25
de janeiro de 2015 | N° 18053
L. F.
VERISSIMO
Frases
Anedotas,
ditados, máximas e piadas têm, digamos, uma narrativa axial de significado
evidente – exemplo: coelho para a coelha: “Vai ser bom, não foi?” – e
significados radiais implícitos e/ou subevidentes. No caso do coelho e da
coelha, o sentido da narrativa está na rapidez do enunciado “Vai ser bom, não
foi?”. Coelhos são, notoriamente, animais sexualmente hiperativos, mas cuja
conjunção carnal se completa em uma fração de segundo, justamente o espaço de
tempo representado, na frase, pela vírgula.
A
quase justaposição do primeiro e do segundo segmento da frase, separados apenas
por uma vírgula providencial, é que produz o humor da piada. A frase é a piada.
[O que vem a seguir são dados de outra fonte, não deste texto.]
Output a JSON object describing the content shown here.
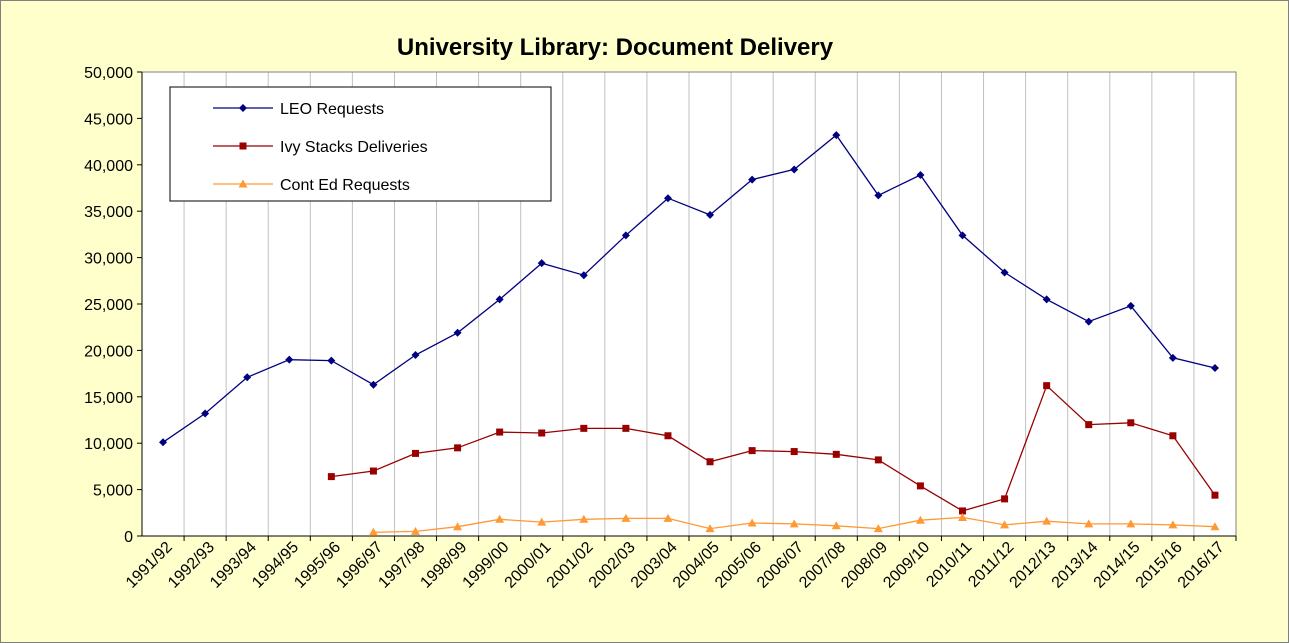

São dispensadas informações secundárias tipo onde se deu o encontro do coelho
com a coelha, detalhes (caráter, vida pregressa etc.) dos dois e do pós-coito –
a coelha, por exemplo, se sentiu frustrada com a rapidez da conjunção, esperava
algo mais romântico e preliminares mais prolongadas, ou já estava resignada ao
sexo relâmpago típico da sua espécie e só esperava que pelo menos o coelho não
tivesse ejaculação precoce, o que só encurtaria ainda mais o evento?
Como
o humor está na frase rápida e não inclui detalhes adicionais comuns em outras
anedotas – que geralmente contêm uma história, um cenário identificável e
personagens humanos –, o caso do coelho e da coelha requer muita atenção do
ouvinte. Ele pode não entender da primeira vez.
E,
se quiser, pode buscar outras interpretações da piada além do comentário jocoso
sobre a vida sexual do coelho. A frase pode conter um comentário maior e mais
abrangente sobre este tempo em que vivemos, em que passamos da antecipação do
prazer para a crítica do prazer sem a etapa intermediária do prazer. O coelho e
a coelha seriam um casal prototípico da era da ansiedade, do estresse e da
rapidinha.
Não
se sabe bem a origem do ditado “Pra baixo, todo santo ajuda”. Especula-se que
veio da Idade Média. Ignora-se quem disse a frase pela primeira vez e qual foi
seu destino, mas é quase certo que morreu queimado. Talvez ele nem tenha se
dado conta, quando disse a frase, do que estava fazendo. Estava inaugurando o
cinismo. Claro, o cinismo existia desde os gregos, talvez desde as cavernas pré-históricas.
Mas
nunca tinha sido empregado daquela maneira. Sem saber, ele destruiu mais de mil
anos de pregação religiosa. Digamos que a frase foi entreouvida e fez sucesso. Boa,
boa. Ela apenas expressava, com humor, o que as pessoas pensavam, só tendo o
cuidado de não envolver os santos na sua queixa. E pode-se imaginar que não
demorou para a frase chegar ao conhecimento dos inquisidores. E seu autor ser
chamado para se explicar.
– Não
se insultam os santos!
– Eu
não insultei, eminência.
– Chamou-os
de preguiçosos. De omissos. De safados que só ajudam quem não precisa de ajuda.
– Foi
uma maneira de dizer que...
– Não
existem maneiras de dizer. O que foi dito está dito. E o que você disse foi uma
blasfêmia.
– Foi
uma piada.
– Não
se fazem piadas com os santos!
Fogueira
com ele. Hoje já se pode fazer piadas com santos, mas a natureza da blasfêmia,
como se vê, ainda está sendo discutida.